State Child Protective Services workers eventually took the kids away, sending them to live with their grandparents. But CPS eventually returned them to the Kemas and the beatings resumed.
In 1997, Lina Acol was just 4. But she says she still remembers the day when she last saw Peter Boy. She recalls seeing Peter Boy's dead body in a box in her parents' closet. And she remembers her father taking the box away.
She never saw her brother again.
Two years ago, Hawaii County Police and prosecutors dusted off the Peter Boy case. Part of that work included interviewing the siblings again. They showed Acol interviews she did with police as a child and that triggered memories that contributed to some of the new evidence to be presented at trial.

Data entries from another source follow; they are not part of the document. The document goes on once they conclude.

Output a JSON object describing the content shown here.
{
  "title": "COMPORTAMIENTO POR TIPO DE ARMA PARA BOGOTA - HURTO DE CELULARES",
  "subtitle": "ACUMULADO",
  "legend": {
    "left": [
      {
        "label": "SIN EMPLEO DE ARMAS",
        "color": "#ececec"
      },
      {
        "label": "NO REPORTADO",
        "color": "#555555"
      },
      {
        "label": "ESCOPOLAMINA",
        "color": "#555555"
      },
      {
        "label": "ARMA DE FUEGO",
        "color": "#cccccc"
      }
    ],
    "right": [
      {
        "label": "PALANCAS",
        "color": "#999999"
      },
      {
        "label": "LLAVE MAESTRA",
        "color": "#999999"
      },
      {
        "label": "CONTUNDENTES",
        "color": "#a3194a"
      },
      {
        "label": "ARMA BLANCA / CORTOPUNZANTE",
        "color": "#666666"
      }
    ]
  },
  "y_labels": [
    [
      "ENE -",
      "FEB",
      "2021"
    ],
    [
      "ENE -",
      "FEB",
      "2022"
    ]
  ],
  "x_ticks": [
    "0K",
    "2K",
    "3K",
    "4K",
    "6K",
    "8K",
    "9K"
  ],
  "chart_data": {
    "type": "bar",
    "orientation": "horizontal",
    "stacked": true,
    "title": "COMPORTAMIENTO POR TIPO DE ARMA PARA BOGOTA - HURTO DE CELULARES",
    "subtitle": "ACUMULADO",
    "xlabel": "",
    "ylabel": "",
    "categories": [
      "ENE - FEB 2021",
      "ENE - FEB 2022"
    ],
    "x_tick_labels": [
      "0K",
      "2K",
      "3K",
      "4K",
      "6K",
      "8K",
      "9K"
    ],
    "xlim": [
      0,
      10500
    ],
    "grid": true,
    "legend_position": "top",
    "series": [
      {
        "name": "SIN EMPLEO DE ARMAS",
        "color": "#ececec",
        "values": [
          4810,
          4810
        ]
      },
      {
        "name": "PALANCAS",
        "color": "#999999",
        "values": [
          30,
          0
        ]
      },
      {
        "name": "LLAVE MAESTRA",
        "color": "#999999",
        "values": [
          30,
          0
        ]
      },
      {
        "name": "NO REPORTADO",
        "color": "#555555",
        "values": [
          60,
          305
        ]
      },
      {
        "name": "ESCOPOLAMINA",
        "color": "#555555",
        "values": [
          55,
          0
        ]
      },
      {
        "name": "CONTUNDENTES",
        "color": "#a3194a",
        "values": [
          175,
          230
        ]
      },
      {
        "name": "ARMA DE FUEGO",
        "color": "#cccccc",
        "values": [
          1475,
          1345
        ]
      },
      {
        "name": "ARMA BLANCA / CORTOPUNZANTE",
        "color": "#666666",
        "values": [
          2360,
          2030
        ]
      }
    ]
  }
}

"Seeing the interviews again, it kind of just brought back a lot," she said. "The little details is what clicked afterward."
In November, police arrested Peter and Jaylin Kema for welfare fraud and gun crimes. The arrests were part of an effort to get the couple physically separated so that one would turn against the other.
Acol saw that as a chance to rekindle a relationship with her mother, and possibly get her to reveal any details she might have about Peter Boy's disappearance.
"It was off and on," Acol told Hawaii News Now. "She (Jaylin) would text me late at night, saying Peter was being abusive."
Acol says she would tell her mom to leave and never go back, but to no avail.
Acol also arranged secret meetings with her mother. And she brought her toddler, Luke. She hoped that if Jaylin formed a relationship with her grandson, she would see how she was missing out on a life with family. Acol says the meetings appeared to be having an impact. Her mom once told her Luke resembled Peter Boy.
Jaylin Kema still hasn't turned into a witness, but the siblings are hopeful that she will. Time is running out, though. The couple's trials are scheduled for the fall.
"I want her to at least say what happened," Allan Acol said. "Honestly, not for me, but for my grandpa. He wants to know what happened."
Their grandparents raised the other kids after Peter Boy's disappearance, when CPS took them away from the Kemas permanently. Their grandmother died a few years ago, but made them promise that they would not stop searching for answers.
Lina Acol say the indictments have given their grandfather hope that the search may be coming to an end soon.
On the day the Kemas were arrested, Acol said, she found her grandfather crying.
"He was singing the songs that he used to sing with Peter Boy, too. He even had Peter Boy's picture next to my grandma's (picture), lit a candle and said his prayers to them."
Back at Old A's Beach, during the birthday memorial, the family placed a smiling photo of Peter Boy with his siblings in the sand.
A single flower rests in front of the photo. On the photo, a family member wrote: "Happy Birthday Peter Boy."